Variable lengths of time by passenger traffic flow and other objects of variable size and dwell time, and persons who move in and out of the ROI set for associating them with the targeted objects.
The function is vulnerable to the presence of other objects of similar size in the camera field of view, target-to-background contrast, the movement of persons in front of and around the object that can grow quickly. Drawing a box (ROI) around an object is the easy part (and the object should occupy 25 percent or more of the field-of-view of the camera for best results).
Defining what constitutes an ‘object of interest’ worthy of setting an alarm may be based on criteria such as the amount of time since the object last moved and on rules established for object behavior.
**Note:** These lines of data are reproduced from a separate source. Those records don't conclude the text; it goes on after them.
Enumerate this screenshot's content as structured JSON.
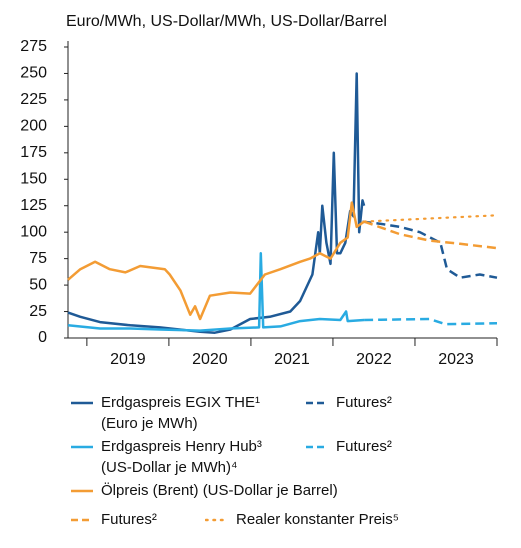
{
  "chart_data": {
    "type": "line",
    "title": "Euro/MWh, US-Dollar/MWh, US-Dollar/Barrel",
    "xlim": [
      2018.77,
      2024.0
    ],
    "xticks": [
      {
        "value": 2019.5,
        "label": "2019"
      },
      {
        "value": 2020.5,
        "label": "2020"
      },
      {
        "value": 2021.5,
        "label": "2021"
      },
      {
        "value": 2022.5,
        "label": "2022"
      },
      {
        "value": 2023.5,
        "label": "2023"
      }
    ],
    "x_minor_ticks": [
      2019,
      2020,
      2021,
      2022,
      2023,
      2024
    ],
    "ylim": [
      0,
      275
    ],
    "yticks": [
      0,
      25,
      50,
      75,
      100,
      125,
      150,
      175,
      200,
      225,
      250,
      275
    ],
    "series": [
      {
        "name": "Erdgaspreis EGIX THE¹ (Euro je MWh)",
        "color": "#1f5a96",
        "style": "solid",
        "x": [
          2018.77,
          2018.92,
          2019.16,
          2019.53,
          2019.89,
          2020.38,
          2020.56,
          2020.75,
          2020.99,
          2021.23,
          2021.48,
          2021.6,
          2021.75,
          2021.82,
          2021.84,
          2021.87,
          2021.92,
          2021.97,
          2022.01,
          2022.05,
          2022.09,
          2022.15,
          2022.21,
          2022.25,
          2022.29,
          2022.32,
          2022.36,
          2022.38
        ],
        "values": [
          24,
          20,
          15,
          12,
          10,
          6,
          5,
          8,
          18,
          20,
          25,
          35,
          60,
          100,
          80,
          125,
          90,
          70,
          175,
          80,
          80,
          90,
          120,
          115,
          250,
          100,
          130,
          125
        ]
      },
      {
        "name": "Futures²",
        "color": "#1f5a96",
        "style": "dashed",
        "x": [
          2022.36,
          2022.57,
          2022.82,
          2023.06,
          2023.31,
          2023.39,
          2023.55,
          2023.79,
          2024.0
        ],
        "values": [
          110,
          108,
          105,
          100,
          90,
          65,
          57,
          60,
          57
        ]
      },
      {
        "name": "Erdgaspreis Henry Hub³ (US-Dollar je MWh)⁴",
        "color": "#29abe2",
        "style": "solid",
        "x": [
          2018.77,
          2019.16,
          2019.53,
          2019.89,
          2020.38,
          2020.75,
          2021.1,
          2021.12,
          2021.15,
          2021.36,
          2021.6,
          2021.84,
          2022.09,
          2022.16,
          2022.18,
          2022.38
        ],
        "values": [
          12,
          9,
          9,
          8,
          7,
          9,
          10,
          80,
          10,
          11,
          16,
          18,
          17,
          25,
          16,
          17
        ]
      },
      {
        "name": "Futures²",
        "color": "#29abe2",
        "style": "dashed",
        "x": [
          2022.38,
          2023.18,
          2023.37,
          2024.0
        ],
        "values": [
          17,
          18,
          13,
          14
        ]
      },
      {
        "name": "Ölpreis (Brent) (US-Dollar je Barrel)",
        "color": "#f39c34",
        "style": "solid",
        "x": [
          2018.77,
          2018.92,
          2019.1,
          2019.28,
          2019.47,
          2019.65,
          2019.95,
          2020.01,
          2020.14,
          2020.26,
          2020.32,
          2020.38,
          2020.5,
          2020.75,
          2020.99,
          2021.17,
          2021.36,
          2021.6,
          2021.72,
          2021.84,
          2021.97,
          2022.09,
          2022.18,
          2022.23,
          2022.29,
          2022.38
        ],
        "values": [
          55,
          65,
          72,
          65,
          62,
          68,
          65,
          60,
          45,
          22,
          30,
          18,
          40,
          43,
          42,
          60,
          65,
          72,
          75,
          80,
          75,
          90,
          95,
          128,
          105,
          110
        ]
      },
      {
        "name": "Futures²",
        "color": "#f39c34",
        "style": "dashed",
        "x": [
          2022.38,
          2022.82,
          2023.18,
          2023.55,
          2024.0
        ],
        "values": [
          110,
          98,
          92,
          89,
          85
        ]
      },
      {
        "name": "Realer konstanter Preis⁵",
        "color": "#f39c34",
        "style": "dotted",
        "x": [
          2022.38,
          2024.0
        ],
        "values": [
          110,
          116
        ]
      }
    ]
  }
}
Associating objects with owners can be very complicated, especially when other passengers are present and move in and out of the ROI. If a bag enters the terminal lobby with two persons and one or both leave the bag at different times, and one returns but other persons also appear in the ROI, the software will be challenged to associate ‘ownership’ with the proper person and establishing a rule for what constitutes an alarm will be similarly challenged. Heft Detection, Stationary Object Detection, and Loitering Object Detection are variations of the abandoned object function, each with its own peculiarities.
- Tailgating/ Piggybacking Detection: Detect one or more unauthorized persons moving through a secured portal being used by an authorized person. Reliable detection is sensitive to camera placement (two or more cameras may be needed to cover the persons from the necessary aspects), scene illumination (to realize full camera performance), speed of passage and the size of the gaps between persons, and the ability to discriminate between inanimate objects such as ladders, which are carried through the portal. Multiple cameras may be required to realize a satisfactory false alarm rate.
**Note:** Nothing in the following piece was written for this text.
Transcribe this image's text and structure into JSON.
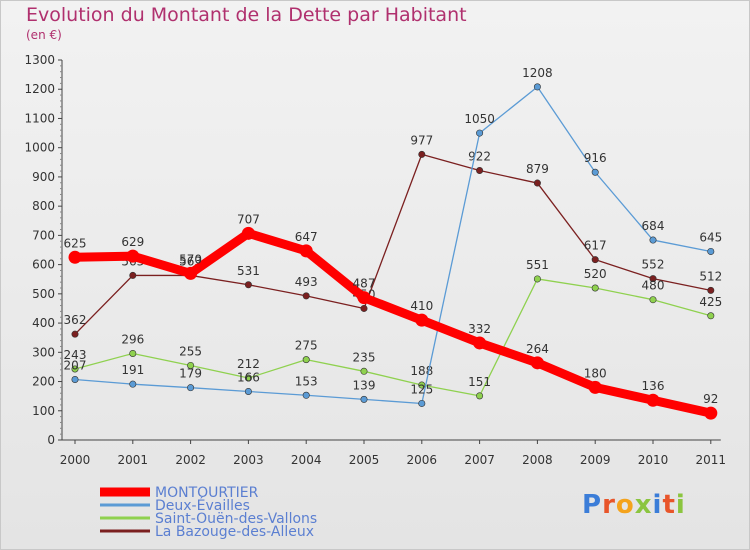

Video analytics come in several ‘flavors’ including policy-based, rules-based, and behavior-based – these terms being relatively loosely defined. The classes will often overlap, with each new class increasing detection performance but also computational complexity (and cost).
Behavioral analytics, for example, intelligently monitor all the standard detected features of moving objects and build up a concept, over a large period of time, of what motion can be deemed as typical, and thus can be ignored. Events then become triggered by abnormal behavior which the airport operator should define. A pedestrian loitering and/ or approaching a number of different cars in a parking lot in a short period of time, indicating potential criminal activity, could be viewed as abnormal behavior, and consequently generating an event.
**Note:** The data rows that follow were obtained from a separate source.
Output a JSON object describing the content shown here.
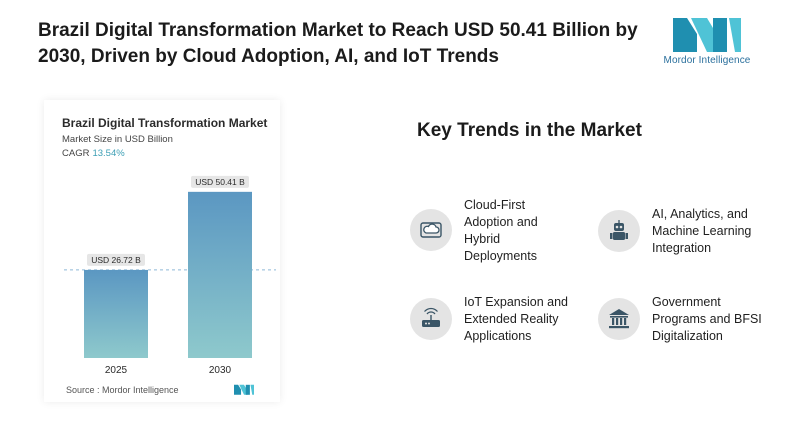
{
  "header": {
    "title": "Brazil Digital Transformation Market to Reach USD 50.41 Billion by 2030, Driven by Cloud Adoption, AI, and IoT Trends",
    "brand_name": "Mordor Intelligence",
    "brand_icon": "mordor-logo-icon"
  },
  "chart_data": {
    "type": "bar",
    "title": "Brazil Digital Transformation Market",
    "subtitle": "Market Size in USD Billion",
    "cagr_label": "CAGR",
    "cagr_value": "13.54%",
    "categories": [
      "2025",
      "2030"
    ],
    "values": [
      26.72,
      50.41
    ],
    "value_labels": [
      "USD 26.72 B",
      "USD 50.41 B"
    ],
    "ylim": [
      0,
      54
    ],
    "grid": false,
    "reference_line": "dashed line at 2025 value",
    "colors": {
      "bar_top": "#5b97c2",
      "bar_bottom": "#8ec9cc",
      "label_bg": "#e6e6e6",
      "dash": "#8fb9d6"
    },
    "source": "Source : Mordor Intelligence"
  },
  "trends": {
    "title": "Key Trends in the Market",
    "items": [
      {
        "id": "t1",
        "icon": "cloud-icon",
        "label": "Cloud-First Adoption and Hybrid Deployments"
      },
      {
        "id": "t2",
        "icon": "robot-icon",
        "label": "AI, Analytics, and Machine Learning Integration"
      },
      {
        "id": "t3",
        "icon": "router-icon",
        "label": "IoT Expansion and Extended Reality Applications"
      },
      {
        "id": "t4",
        "icon": "government-building-icon",
        "label": "Government Programs and BFSI Digitalization"
      }
    ]
  }
}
How the video analytics function is less important than what they deliver for airport security in the real-word environment, whether they be understood by the operators, and whether they be adapted to the moves/ adds/ changes typical of an airport operation.
Video analytics are best applied to full resolution (4CIF) images at full frame rate (30 fps), because this presents the greatest amount of information in the shortest time for analysis. Proposals to apply video analytics to CIF images (quarter frame) and at reduced frame rates, typically 7 to 12 fps, are more susceptible to false alarms.
The best place to perform live video analytics is at the camera, at the edge of the network, where the analytics can be applied to the video signal before it is compressed or has its frame rate reduced to conserve transmission bandwidth. This also provides a reliability advantage, since a camera failure only impacts that camera whereas if a central server fails multiple cameras become inoperative.
The best place to locate post-event processing is on a central server, so that recorded video can be searched many times and using different parameters.